Friday, March 25, 2016

Ranting On...Nikki and Paulo

All right, we're going to get into it here, tackling one of the most divisive issues in the world of the Lost.  Actually, scratch that.  This isn't divisive at all-everyone is pretty much on the same side here on hating these two characters.  They popped up in Season 3 randomly, seemingly out of the blue and their entire story-line felt tacked on, if only because we hadn't seen them before and the writers wanted to pretend they'd been there the whole time.  Yes, ladies and gentleman, it's time to discuss Lost's "Two Seymour Skinners," its winning Roseanne's lottery ticket, its Felicity haircut.  We can't have Lost week without the bad to go with the good.  It's time to talk about Nikki and Paulo.

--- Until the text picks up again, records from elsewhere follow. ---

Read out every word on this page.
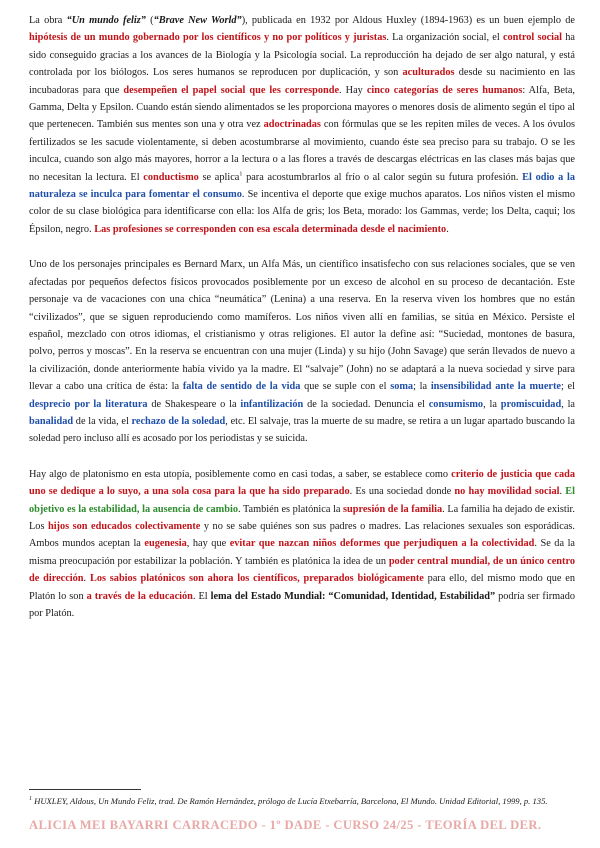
La obra “Un mundo feliz” (“Brave New World”), publicada en 1932 por Aldous Huxley (1894-1963) es un buen ejemplo de hipótesis de un mundo gobernado por los científicos y no por políticos y juristas. La organización social, el control social ha sido conseguido gracias a los avances de la Biología y la Psicología social. La reproducción ha dejado de ser algo natural, y está controlada por los biólogos. Los seres humanos se reproducen por duplicación, y son aculturados desde su nacimiento en las incubadoras para que desempeñen el papel social que les corresponde. Hay cinco categorías de seres humanos: Alfa, Beta, Gamma, Delta y Epsilon. Cuando están siendo alimentados se les proporciona mayores o menores dosis de alimento según el tipo al que pertenecen. También sus mentes son una y otra vez adoctrinadas con fórmulas que se les repiten miles de veces. A los óvulos fertilizados se les sacude violentamente, si deben acostumbrarse al movimiento, cuando éste sea preciso para su trabajo. O se les inculca, cuando son algo más mayores, horror a la lectura o a las flores a través de descargas eléctricas en las clases más bajas que no necesitan la lectura. El conductismo se aplica$^1$ para acostumbrarlos al frío o al calor según su futura profesión. El odio a la naturaleza se inculca para fomentar el consumo. Se incentiva el deporte que exige muchos aparatos. Los niños visten el mismo color de su clase biológica para identificarse con ella: los Alfa de gris; los Beta, morado: los Gammas, verde; los Delta, caqui; los Épsilon, negro. Las profesiones se corresponden con esa escala determinada desde el nacimiento.

Uno de los personajes principales es Bernard Marx, un Alfa Más, un científico insatisfecho con sus relaciones sociales, que se ven afectadas por pequeños defectos físicos provocados posiblemente por un exceso de alcohol en su proceso de decantación. Este personaje va de vacaciones con una chica “neumática” (Lenina) a una reserva. En la reserva viven los hombres que no están “civilizados”, que se siguen reproduciendo como mamíferos. Los niños viven allí en familias, se sitúa en México. Persiste el español, mezclado con otros idiomas, el cristianismo y otras religiones. El autor la define así: “Suciedad, montones de basura, polvo, perros y moscas”. En la reserva se encuentran con una mujer (Linda) y su hijo (John Savage) que serán llevados de nuevo a la civilización, donde anteriormente había vivido ya la madre. El “salvaje” (John) no se adaptará a la nueva sociedad y sirve para llevar a cabo una crítica de ésta: la falta de sentido de la vida que se suple con el soma; la insensibilidad ante la muerte; el desprecio por la literatura de Shakespeare o la infantilización de la sociedad. Denuncia el consumismo, la promiscuidad, la banalidad de la vida, el rechazo de la soledad, etc. El salvaje, tras la muerte de su madre, se retira a un lugar apartado buscando la soledad pero incluso allí es acosado por los periodistas y se suicida.

Hay algo de platonismo en esta utopía, posiblemente como en casi todas, a saber, se establece como criterio de justicia que cada uno se dedique a lo suyo, a una sola cosa para la que ha sido preparado. Es una sociedad donde no hay movilidad social. El objetivo es la estabilidad, la ausencia de cambio. También es platónica la supresión de la familia. La familia ha dejado de existir. Los hijos son educados colectivamente y no se sabe quiénes son sus padres o madres. Las relaciones sexuales son esporádicas. Ambos mundos aceptan la eugenesia, hay que evitar que nazcan niños deformes que perjudiquen a la colectividad. Se da la misma preocupación por estabilizar la población. Y también es platónica la idea de un poder central mundial, de un único centro de dirección. Los sabios platónicos son ahora los científicos, preparados biológicamente para ello, del mismo modo que en Platón lo son a través de la educación. El lema del Estado Mundial: “Comunidad, Identidad, Estabilidad” podría ser firmado por Platón.

$^1$ HUXLEY, Aldous, Un Mundo Feliz, trad. De Ramón Hernández, prólogo de Lucía Etxebarría, Barcelona, El Mundo. Unidad Editorial, 1999, p. 135.
ALICIA MEI BAYARRI CARRACEDO - 1º DADE - CURSO 24/25 - TEORÍA DEL DER.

The characters make their very first appearance in "Further Instructions," and in the series they appear only in six episodes (seven for Nikki if you count her split-second cameo in "Ji Yeon").  The pair are meant to have been on the show, from what I can tell, considerably longer than initially discussed, but due to poor fan reaction they were cut relatively quickly and "Expose," their first centric episode, continued a long trend of having main characters die in their centric episode, though with them they joined Shannon as the only main characters to die in their very first centric episode.  As a result of the short span (they were only alive for a stretch of eleven episodes), they are the main characters who are in the least amount of episodes, and the only ones who never appear in either a premiere or a finale.

The reality is that Damon and Carlton were trying here, and should be given credit.  The survivors that we knew and loved were not, in fact, the only survivors on the beach or in the caves, and it was foolish for us to think that some of them wouldn't sneak into the conversation at some point.  We saw that with the additions later in the run with Arzt and Frogurt, characters who had been there the whole time but who had been sidelined from the main action.  After all, it's safe to assume that some people were just at the beach, chilling or doing laundry or fishing or collecting food.  Not everyone may have needed a dose of destiny and to heal.

It's also worth noting what had happened to our castaways at this point in the series. Lest we forget, Boone, Shannon, Ana Lucia, and Libby were all dead, and Mr. Eko, the producers knew, was on his way out.  There was beginning to be a shortage of survivors, and our existing survivors, under the show's umbrella of flashbacks, had had most of their offshore mysteries solved.  If the producers were getting pressure from ABC to keep the show on as long as possible, you needed to start to introduce new elements, and it couldn't just be the Others.  Having Nikki and Paulo, two duplicitous murderers who could perhaps start to take over the villainy angle that was lacking on the beach with a reformed Sawyer and Ben on Hydra, wasn't the worst idea.

I think where they went wrong with Nikki and Paulo was that they weren't in on the joke fast enough.  Lost fans take their show VERY seriously, and both of these two were just along for the ride, as if they had always been there.  It would have been a better idea if they had maybe gone with Steve (or Scott-whichever one was still alive), or Frogurt or someone of that nature being promoted since they had already been mentioned, or if they had led with a "get to know the rest of the beach" episode where they introduced Nikki and Paulo and perhaps had them end with something suspicious, like Paulo digging through the jungle after a confrontation with Sayid or Sawyer for the diamonds, and ending there for an episode.  That would have felt more organic (expository, but at least organic), and would have better introduced these two, as well as perhaps a couple of other side characters along the way.  The problem wasn't that these two had a bad storyline ("Expose" taken on its own is kind of fun and a great Hitchcockian whodunit stuck near the center of the series), but that by the time the writers wanted to start using them, they were already toxic.

So let's bury the hatchet with the two most scorned members of the island family, cruelly brought down by a smoky spider, and remember them as a failed experiment.  Not everything on Lost worked, but Nikki and Paulo at least tried, and without them we wouldn't know that the toilets in the Dharma Stations still functioned.  And that's a mystery we can at least cross off the list as solved.